(no title)
pso | 5 years ago
All of the warmup, and transitions from interpreter, to JIT, to optimised JIT , happen inside the first few micro or milliseconds of EVERY one of their thousands of process iteration. Their measurements are ALL of the system variation of the VM after warm up has taken place. The VM is optimizing within the first 1-1000 inner loops occuring at the start of EACH process iteration. For most working programmers, a variation of a few percent on a running system AFTER warm-up in "steady-state peak performance", and before any I/O takes place (because language benchmarks avoid I/O), would not be an issue. If it is an issue, then the article perhaps demonstrates that a compiled language would offer less variation.

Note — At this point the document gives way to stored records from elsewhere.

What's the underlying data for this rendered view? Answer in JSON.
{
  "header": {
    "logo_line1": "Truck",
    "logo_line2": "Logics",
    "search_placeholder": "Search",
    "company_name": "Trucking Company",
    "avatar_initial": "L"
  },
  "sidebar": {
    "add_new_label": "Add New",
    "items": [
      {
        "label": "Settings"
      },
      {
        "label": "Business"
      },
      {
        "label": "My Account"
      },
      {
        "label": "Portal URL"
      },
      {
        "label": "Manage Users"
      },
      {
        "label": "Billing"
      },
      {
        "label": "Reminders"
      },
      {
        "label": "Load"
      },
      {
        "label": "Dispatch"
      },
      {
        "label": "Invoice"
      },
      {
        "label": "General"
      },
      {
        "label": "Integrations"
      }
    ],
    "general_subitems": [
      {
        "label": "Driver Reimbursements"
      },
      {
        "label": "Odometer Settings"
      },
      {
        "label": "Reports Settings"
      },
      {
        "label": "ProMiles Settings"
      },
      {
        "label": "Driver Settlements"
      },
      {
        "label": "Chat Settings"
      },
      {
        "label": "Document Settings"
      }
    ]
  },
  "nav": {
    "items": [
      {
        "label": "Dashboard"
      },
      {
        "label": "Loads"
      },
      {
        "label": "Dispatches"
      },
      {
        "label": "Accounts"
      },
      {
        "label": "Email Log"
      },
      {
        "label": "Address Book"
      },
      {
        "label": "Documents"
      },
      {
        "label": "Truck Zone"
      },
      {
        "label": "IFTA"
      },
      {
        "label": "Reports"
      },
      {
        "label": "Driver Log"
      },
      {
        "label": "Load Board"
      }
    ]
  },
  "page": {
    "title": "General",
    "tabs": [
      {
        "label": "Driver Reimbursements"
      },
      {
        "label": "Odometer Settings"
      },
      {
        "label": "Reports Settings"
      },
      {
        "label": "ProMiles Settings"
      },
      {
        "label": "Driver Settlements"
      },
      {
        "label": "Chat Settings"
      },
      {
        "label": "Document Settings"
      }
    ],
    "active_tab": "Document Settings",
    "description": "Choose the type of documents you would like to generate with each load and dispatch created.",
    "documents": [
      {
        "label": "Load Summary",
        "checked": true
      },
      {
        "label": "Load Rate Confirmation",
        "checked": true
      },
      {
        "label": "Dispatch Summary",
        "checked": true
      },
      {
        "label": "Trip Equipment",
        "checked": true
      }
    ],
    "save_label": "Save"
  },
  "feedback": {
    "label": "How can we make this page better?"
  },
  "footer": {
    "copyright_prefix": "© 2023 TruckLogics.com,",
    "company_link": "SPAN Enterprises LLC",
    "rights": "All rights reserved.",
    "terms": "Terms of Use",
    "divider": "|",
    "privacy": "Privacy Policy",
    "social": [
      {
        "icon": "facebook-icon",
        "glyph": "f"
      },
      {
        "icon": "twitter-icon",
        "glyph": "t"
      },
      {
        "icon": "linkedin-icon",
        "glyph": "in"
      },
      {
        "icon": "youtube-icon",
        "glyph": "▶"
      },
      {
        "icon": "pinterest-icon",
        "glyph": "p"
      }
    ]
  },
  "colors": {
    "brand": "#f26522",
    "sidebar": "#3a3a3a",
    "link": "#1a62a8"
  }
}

The benchmarks listed range from a shortest of around 0.4s for fannkuch/hotspot/linux, up to 1.8s for n-body, pypy, linux. This 'long-running' benchmark code (of .4 to 1.8s ), by definition, has to include multiple inner loops/hot code, which is quickly optimized, otherwise benchmark code would have to be millions of lines long, in order to have a sufficient runtime length. Tests need to run for at least tenths of a second, for cross language comparisons, since JITted languages take some iterations to warm-up.
hedora|5 years ago
They’re trying to show that “warmed up steady state” isn’t something that reliably exists.
pso|5 years ago
The final graph shows a binary trees program in C, with a 6% variation between "in process executions", and no steady state, it seems logical that most VMs will show the same or worse variation.
The "warmed-up steady state" does exist, but not if they define it so narrowly. All of their iterations and timings are running at x30 to x100 interpreted speed, the only 'cold' interpreted code is in a few microseconds of the first loops of an execution.